В тот же вечер, явясь по винтушке к Сусанне Юрьевне, Гончий был в странном состоянии духа: то будто радовался, смеялся, то, вдруг насупившись, глядел тревожно…

На этот раз Сусанна Юрьевна особенно рассердилась за упорный отказ его объяснить свое настроение духа.

– Ведь я знаю, что это все творится с тобой из-за этого злодея, что разыскал ты… Так скажи хоть слово…

– Извольте! – выговорил вдруг Гончий. – Называть я никого не стану… Слушайте и сами добирайтесь до правды-истины. Злодей – не мститель. Пожелал убить барина Дмитрия Андреевича такой человек, которому от этого была бы выгода, – уж, конечно, не мужик заводский, да и не дворовый и не приживальщик. А вы вот скажите мне теперь: умри барин Басман-Басанов, что тогда может быть?

– Ну, говори, – вымолвила Сусанна.

– Совсем вам и на ум не приходит?

– Совсем не приходит!.. Что же может быть?

– Что в таком случае пожелает себе вдова Басман-Басанова, Дарья Аникитична, вдова еще молодая?..

Сусанна, пристально смотревшая в лицо Гончего, вдруг тихо ахнула.

– Ты думаешь, она овдовев, сейчас замуж соберется?..

– Соберется, Сусанна Юрьевна!..

– Откуда ты это взял?!

– Верно сами сказываете: сейчас же соберется.

– За кого?! – вскрикнула Сусанна, отодвигая от себя пяльцы.

– За того, кто… – начал Гончий и запнулся, – за того, который под видом…

И он вдруг встряхнул головой.

– Вот и я, как малый ребенок, провраться хотел.

Сусанна тихо закрыла себе лицо руками.

– Нечего тебе провираться, Аня… – вдруг выговорила она шепотом и будто оробев. – Я знаю сама. Все поняла… Я прежде, давно сама так судила… Потом бросила… и думать забыла, а теперь все вспомнила и сразу все поняла… Желаешь, я тебе даже назову убийцу по имени.

– Нет, Сусанна Юрьевна, не надо: мне придется тогда отвечать, правда ли или ошиблись вы, а я отвечать не хочу.

– Но что же теперь надумал? Что ты хочешь делать?

– Или мы с ним сами распорядимся, ни слова не говоря Дмитрию Андреевичу, или, если дозволите вы мне по-моему поступить, то я через барина все дело поведу. Но так особо поведу, что вот стоял свет и будет стоять и на нем умные люди много дел умно вершали… а этак, как я надумал… этак, Сусанна Юрьевна, мало какие дела вершались! Недаром я все это время плохо сплю, все думаю да думаю… даже, бывает, среди ночи и вскакиваю, бывает, вздыхаю, а бывает, смеюсь, точно ума решившийся! А пока одно только: Богом прошу вас, не сказывайте ничего Дмитрию Андреевичу о том, что мы с вами толкуем.
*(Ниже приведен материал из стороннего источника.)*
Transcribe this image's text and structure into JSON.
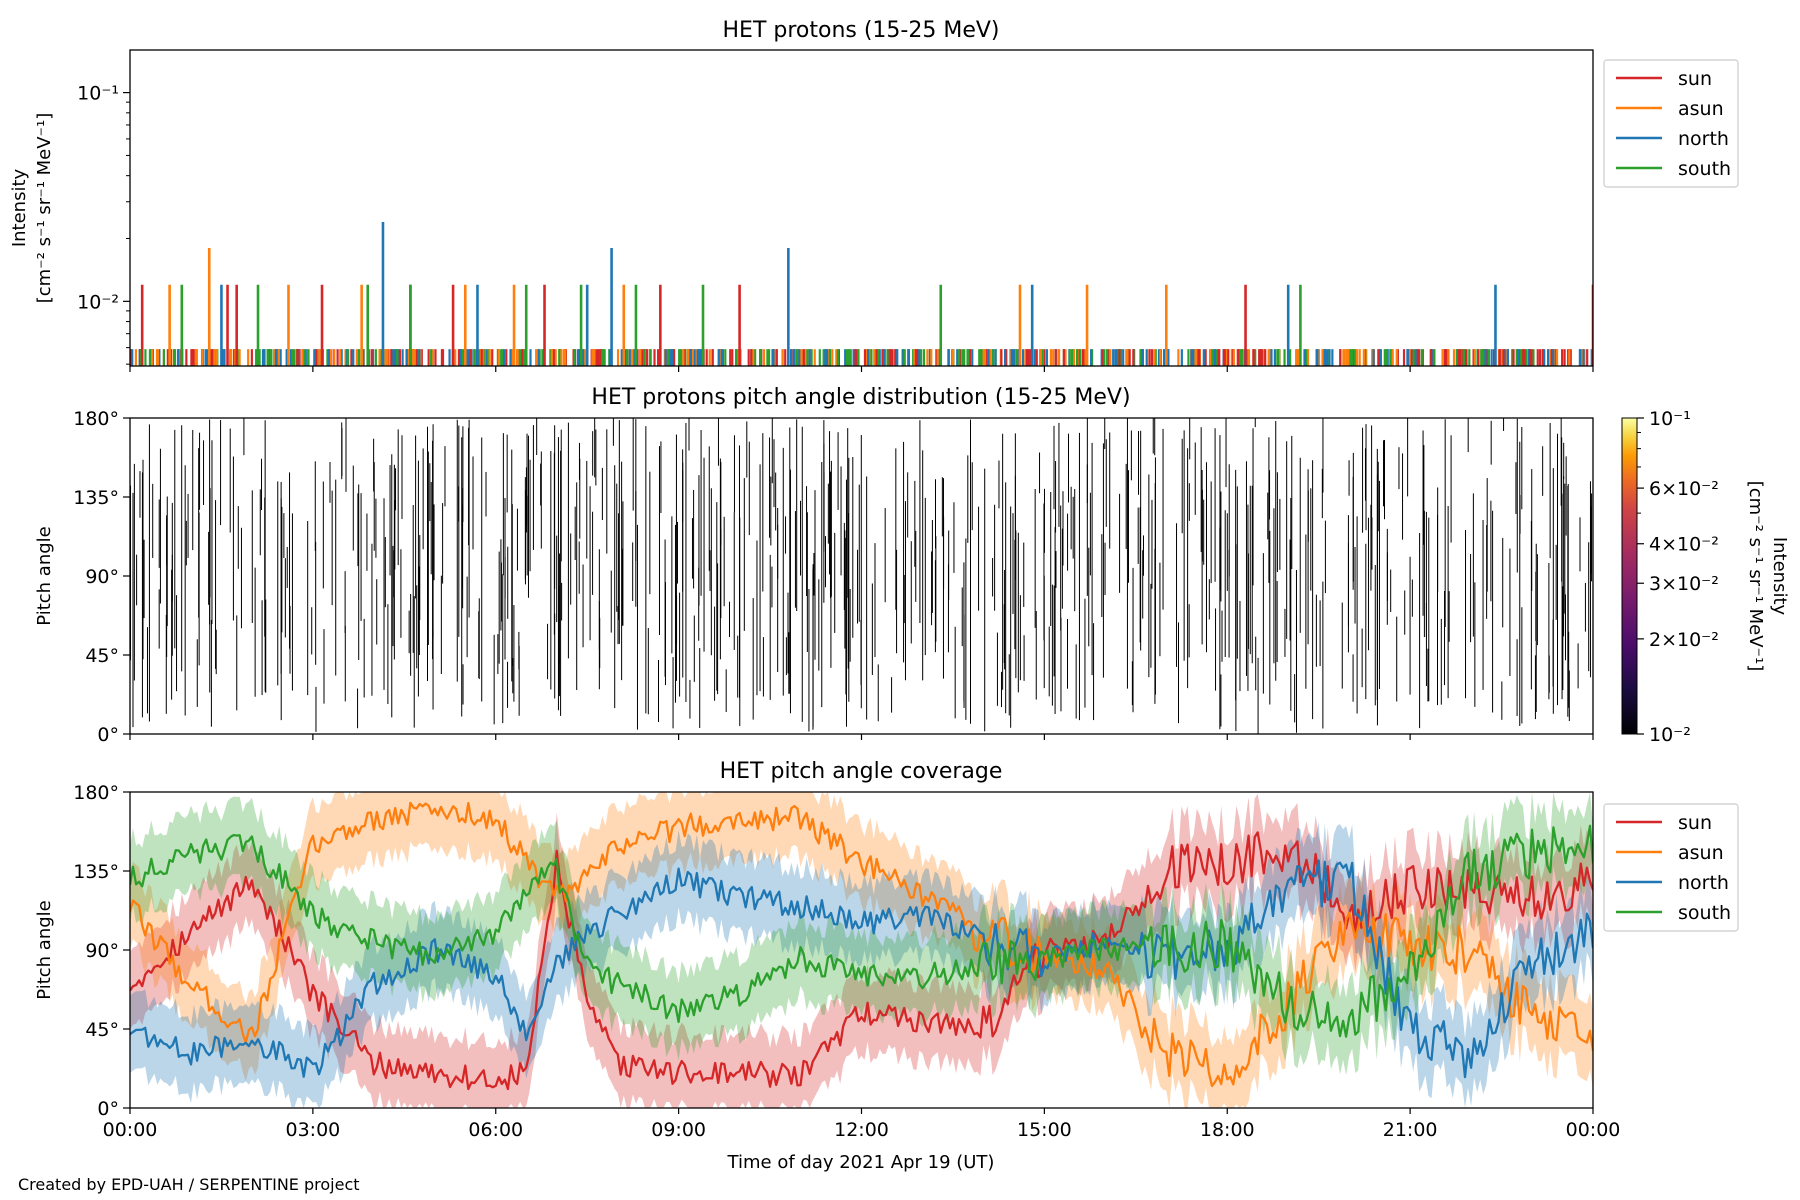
{
  "credit": "Created by EPD-UAH / SERPENTINE project",
  "xlabel": "Time of day 2021 Apr 19 (UT)",
  "xticks": [
    "00:00",
    "03:00",
    "06:00",
    "09:00",
    "12:00",
    "15:00",
    "18:00",
    "21:00",
    "00:00"
  ],
  "colors": {
    "sun": "#d62728",
    "asun": "#ff7f0e",
    "north": "#1f77b4",
    "south": "#2ca02c"
  },
  "chart_data": [
    {
      "type": "line",
      "title": "HET protons (15-25 MeV)",
      "ylabel_line1": "Intensity",
      "ylabel_line2": "[cm⁻² s⁻¹ sr⁻¹ MeV⁻¹]",
      "yscale": "log",
      "ylim": [
        0.0049,
        0.16
      ],
      "yticks": [
        {
          "value": 0.1,
          "label": "10⁻¹"
        },
        {
          "value": 0.01,
          "label": "10⁻²"
        }
      ],
      "x_unit": "hours since 2021 Apr 19 00:00 UT",
      "xlim": [
        0,
        24
      ],
      "baseline": 0.0059,
      "legend": [
        "sun",
        "asun",
        "north",
        "south"
      ],
      "legend_loc": "outside right",
      "spikes": [
        {
          "series": "sun",
          "x": [
            0.2,
            1.6,
            1.75,
            3.15,
            4.6,
            5.3,
            6.8,
            8.7,
            10.0,
            18.3,
            24.0
          ],
          "y": [
            0.012,
            0.012,
            0.012,
            0.012,
            0.012,
            0.012,
            0.012,
            0.012,
            0.012,
            0.012,
            0.012
          ]
        },
        {
          "series": "asun",
          "x": [
            0.65,
            1.3,
            2.6,
            3.8,
            5.5,
            6.3,
            8.1,
            14.6,
            15.7,
            17.0
          ],
          "y": [
            0.012,
            0.018,
            0.012,
            0.012,
            0.012,
            0.012,
            0.012,
            0.012,
            0.012,
            0.012
          ]
        },
        {
          "series": "north",
          "x": [
            1.5,
            4.15,
            5.7,
            7.5,
            7.9,
            10.8,
            14.8,
            19.0,
            22.4
          ],
          "y": [
            0.012,
            0.024,
            0.012,
            0.012,
            0.018,
            0.018,
            0.012,
            0.012,
            0.012
          ]
        },
        {
          "series": "south",
          "x": [
            0.85,
            2.1,
            3.9,
            4.6,
            6.5,
            7.4,
            8.3,
            9.4,
            13.3,
            19.2
          ],
          "y": [
            0.012,
            0.012,
            0.012,
            0.012,
            0.012,
            0.012,
            0.012,
            0.012,
            0.012,
            0.012
          ]
        }
      ]
    },
    {
      "type": "heatmap",
      "title": "HET protons pitch angle distribution (15-25 MeV)",
      "ylabel": "Pitch angle",
      "ylim": [
        0,
        180
      ],
      "yticks": [
        "0°",
        "45°",
        "90°",
        "135°",
        "180°"
      ],
      "xlim": [
        0,
        24
      ],
      "colorbar": {
        "label_line1": "Intensity",
        "label_line2": "[cm⁻² s⁻¹ sr⁻¹ MeV⁻¹]",
        "scale": "log",
        "range": [
          0.01,
          0.1
        ],
        "ticks": [
          {
            "value": 0.1,
            "label": "10⁻¹"
          },
          {
            "value": 0.06,
            "label": "6×10⁻²"
          },
          {
            "value": 0.04,
            "label": "4×10⁻²"
          },
          {
            "value": 0.03,
            "label": "3×10⁻²"
          },
          {
            "value": 0.02,
            "label": "2×10⁻²"
          },
          {
            "value": 0.01,
            "label": "10⁻²"
          }
        ],
        "colormap": "inferno"
      }
    },
    {
      "type": "line",
      "title": "HET pitch angle coverage",
      "ylabel": "Pitch angle",
      "ylim": [
        0,
        180
      ],
      "yticks": [
        "0°",
        "45°",
        "90°",
        "135°",
        "180°"
      ],
      "xlim": [
        0,
        24
      ],
      "legend": [
        "sun",
        "asun",
        "north",
        "south"
      ],
      "legend_loc": "outside right",
      "band_halfwidth_deg": 22,
      "series": [
        {
          "name": "sun",
          "x": [
            0,
            1,
            2,
            3,
            4,
            5,
            6,
            6.5,
            7,
            7.5,
            8,
            9,
            10,
            11,
            12,
            13,
            14,
            15,
            16,
            17,
            18,
            19,
            20,
            21,
            22,
            23,
            24
          ],
          "y": [
            70,
            100,
            130,
            65,
            25,
            20,
            15,
            20,
            140,
            60,
            25,
            20,
            20,
            18,
            55,
            50,
            45,
            90,
            95,
            135,
            140,
            150,
            110,
            125,
            125,
            120,
            130
          ]
        },
        {
          "name": "asun",
          "x": [
            0,
            1,
            2,
            3,
            4,
            5,
            6,
            6.5,
            7,
            7.5,
            8,
            9,
            10,
            11,
            12,
            13,
            14,
            15,
            16,
            17,
            18,
            19,
            20,
            21,
            22,
            23,
            24
          ],
          "y": [
            115,
            70,
            40,
            150,
            165,
            170,
            165,
            140,
            120,
            130,
            150,
            160,
            165,
            165,
            140,
            120,
            100,
            85,
            80,
            30,
            20,
            60,
            110,
            90,
            90,
            50,
            40
          ]
        },
        {
          "name": "north",
          "x": [
            0,
            1,
            2,
            3,
            4,
            5,
            6,
            6.5,
            7,
            7.5,
            8,
            9,
            10,
            11,
            12,
            13,
            14,
            15,
            16,
            17,
            18,
            19,
            20,
            21,
            22,
            23,
            24
          ],
          "y": [
            45,
            30,
            40,
            20,
            70,
            90,
            75,
            45,
            80,
            100,
            110,
            130,
            120,
            115,
            105,
            110,
            95,
            85,
            95,
            85,
            90,
            125,
            130,
            45,
            30,
            80,
            100
          ]
        },
        {
          "name": "south",
          "x": [
            0,
            1,
            2,
            3,
            4,
            5,
            6,
            6.5,
            7,
            7.5,
            8,
            9,
            10,
            11,
            12,
            13,
            14,
            15,
            16,
            17,
            18,
            19,
            20,
            21,
            22,
            23,
            24
          ],
          "y": [
            130,
            145,
            150,
            110,
            95,
            85,
            100,
            125,
            135,
            80,
            70,
            55,
            65,
            85,
            75,
            75,
            80,
            85,
            90,
            90,
            95,
            60,
            50,
            80,
            135,
            145,
            150
          ]
        }
      ]
    }
  ]
}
– Хо-ро-шо!.. – протянула Сусанна.

Она глубоко задумалась и после паузы заговорила снова полушепотом:

– Ну, удивил ты меня, Онисим! Сказал мне совсем страшнеющее… а чем больше я думаю, тем больше вижу… вижу, что ты – умница, вижу, что ты додумался до истинной правды. И какое же ослепление на меня нашло! Как же я-то не догадалась? Да, правда твоя, тот, кто стрелял, тому нужно было… как бы это сказать?..

– Нужно было, – рассмеялся Гончий, – Дарью Аникитичну вдовой сделать.

– Да, истинно так!

– И не думайте, что вы опять, как в тот раз, выдали бы ее замуж за кого пожелаете. Хоть и мало она изменилась с тех пор, все та же тихая… ну, а все-таки… второй раз она бы не далась.

– Знаю, знаю… Тогда она все-таки исполняла не мое приказание, а якобы желание своего покойного родителя, а теперь…

– Да-с, теперь было бы не так! Вновь явленный нареченный живо забрал бы ее в руки и заставил бы действовать так, как ему угодно. Поверьте слову, что месяца через два после убийства Дмитрия Андреевича на Высоксе уже были бы другие порядки. Доклады бы делались барышне Дарье Аникитичне, а за ее спиной другой бы всем распоряжал и приказывал. И так думаю, что он приказал бы прежде всего барышне Сусанне Юрьевне собирать свои пожитки и уезжать с Высоксы.

– Да… – глухо произнесла Сусанна. – Верно!..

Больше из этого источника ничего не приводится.